Open Source

AllenAI's MolmoAct2: Open-Source 5B Model for Robot Control

Fully open-source VLA model with 5B parameters and multiple robotics fine-tunes...

Deep Dive

AllenAI (AI2) continues its rapid iteration on the MolmoAct series with MolmoAct2, a 5B-parameter vision-language-action (VLA) model purpose-built for robot control. Rather than releasing a single monolithic checkpoint, AllenAI is publishing a suite of fine-tunes fine-tuned on distinct robotics datasets available on Hugging Face. These include the LIBERO variant for general manipulation tasks, DROID for interactive human-in-the-loop scenarios, and BimanualYAM and SO100_101 for absolute joint-pose control. Each variant is openly downloadable, and the team has made the full training data (including pretraining data), training software source code, and accompanying technical papers available.

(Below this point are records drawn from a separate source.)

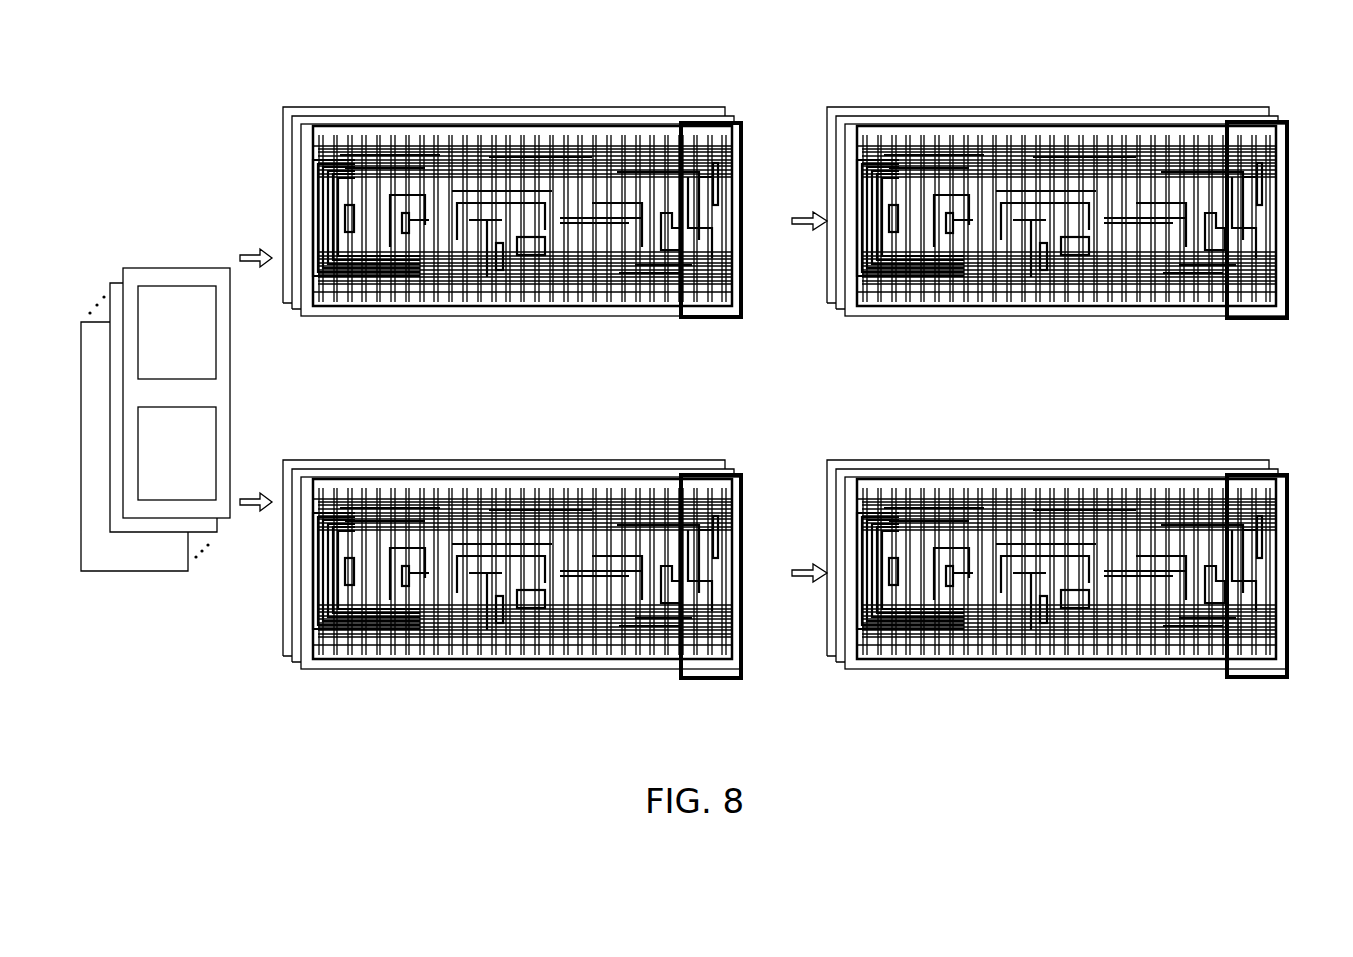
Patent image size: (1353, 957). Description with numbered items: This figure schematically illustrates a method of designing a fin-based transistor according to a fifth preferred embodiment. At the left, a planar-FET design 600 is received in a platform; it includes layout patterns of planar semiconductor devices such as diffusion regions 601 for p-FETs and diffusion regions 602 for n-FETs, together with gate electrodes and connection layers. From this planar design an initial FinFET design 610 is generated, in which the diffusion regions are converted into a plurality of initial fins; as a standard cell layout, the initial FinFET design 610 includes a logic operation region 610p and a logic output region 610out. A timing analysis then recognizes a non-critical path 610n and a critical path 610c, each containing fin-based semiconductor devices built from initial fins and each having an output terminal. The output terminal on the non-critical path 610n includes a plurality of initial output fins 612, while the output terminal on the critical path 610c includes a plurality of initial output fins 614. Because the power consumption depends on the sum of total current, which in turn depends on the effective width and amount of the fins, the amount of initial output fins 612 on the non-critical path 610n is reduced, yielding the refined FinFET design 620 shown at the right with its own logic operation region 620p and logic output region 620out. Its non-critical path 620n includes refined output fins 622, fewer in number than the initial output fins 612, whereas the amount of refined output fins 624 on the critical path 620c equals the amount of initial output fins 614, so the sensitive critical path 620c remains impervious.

The circuit layout design database 600 is at (218, 234).
The diffusion regions for p-FETs 601 is at (198, 347).
The diffusion regions for n-FETs 602 is at (198, 468).
The initial FinFET design 610 is at (707, 57).
The non-critical path 610n is at (750, 103).
The critical path 610c is at (752, 455).
The logic operation region 610p is at (680, 322).
The logic output region 610out is at (743, 322).
The initial output fins 612 is at (728, 290).
The initial output fins 614 is at (728, 644).
The refined FinFET design 620 is at (1215, 57).
The non-critical path 620n is at (1258, 100).
The critical path 620c is at (1259, 452).
The logic operation region 620p is at (1224, 322).
The logic output region 620out is at (1287, 322).
The refined output fins 622 is at (1274, 288).
The refined output fins 624 is at (1274, 644).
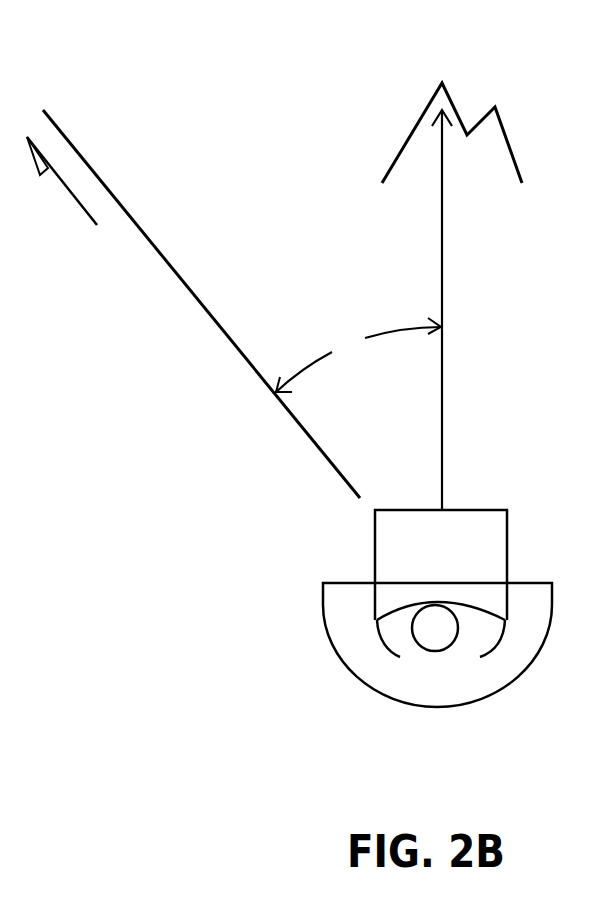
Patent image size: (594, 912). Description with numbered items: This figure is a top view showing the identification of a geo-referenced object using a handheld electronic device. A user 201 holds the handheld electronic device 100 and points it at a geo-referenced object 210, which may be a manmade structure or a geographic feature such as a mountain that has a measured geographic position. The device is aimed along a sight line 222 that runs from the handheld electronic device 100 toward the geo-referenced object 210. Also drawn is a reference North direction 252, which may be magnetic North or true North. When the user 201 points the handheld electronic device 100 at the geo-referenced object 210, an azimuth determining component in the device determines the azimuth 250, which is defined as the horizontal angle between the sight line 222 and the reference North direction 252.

The geo-referenced object 210 is at (442, 83).
The sight line 222 is at (443, 225).
The azimuth θ 250 is at (344, 335).
The reference North direction 252 is at (202, 302).
The handheld electronic device 100 is at (483, 530).
The user 201 is at (458, 682).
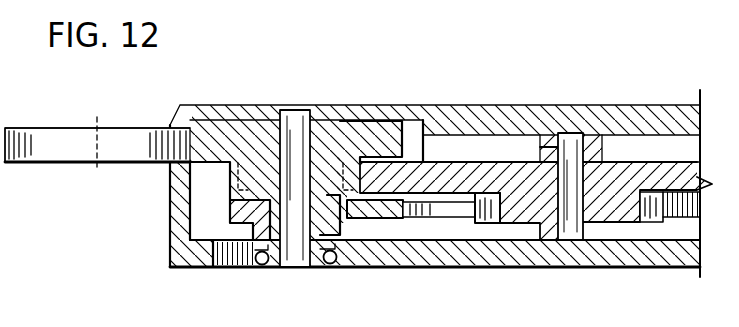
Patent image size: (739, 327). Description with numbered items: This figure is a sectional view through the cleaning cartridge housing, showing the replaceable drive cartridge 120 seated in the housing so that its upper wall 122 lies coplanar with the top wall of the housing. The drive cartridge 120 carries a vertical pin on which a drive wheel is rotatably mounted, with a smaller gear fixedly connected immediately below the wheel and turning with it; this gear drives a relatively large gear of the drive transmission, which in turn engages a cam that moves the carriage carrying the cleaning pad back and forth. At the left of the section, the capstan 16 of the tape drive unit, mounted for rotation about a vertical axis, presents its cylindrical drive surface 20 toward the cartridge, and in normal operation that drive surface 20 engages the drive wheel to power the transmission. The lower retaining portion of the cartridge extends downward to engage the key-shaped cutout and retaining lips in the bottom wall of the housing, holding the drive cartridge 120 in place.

The cylindrical drive surface 20 is at (57, 142).
The capstan 16 is at (143, 133).
The drive cartridge 120 is at (313, 100).
The upper wall 122 is at (328, 114).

This open-source approach is a significant departure from many proprietary robotics models. By releasing the complete stack — weights, data, code, and theory — AllenAI allows researchers and hobbyists to not only deploy the models but also reproduce and extend the work. MolmoAct2 is designed to be used via LLM inference to command robots, making it a practical tool for anyone building generalist robot controllers. The continuous stream of new fine-tunes suggests AllenAI is treating this as an active research platform, with more variants likely forthcoming. For developers fiddling with LLM-driven robotics, MolmoAct2 offers a transparent, flexible foundation.

Key Points
  • MolmoAct2 is a 5B-parameter vision-language-action model from AllenAI, fine-tuned for specific robotics tasks like general manipulation (LIBERO) and joint-pose control (BimanualYAM).
  • All model weights, training datasets (including pretraining), source code, and academic papers are fully open-source.
  • The model is designed to be used with LLM inference for direct robot control, with new fine-tune variants being released regularly.

Why It Matters

Democratizes advanced robot control by providing fully open-source VLA models, enabling rapid prototyping for researchers and robotics engineers.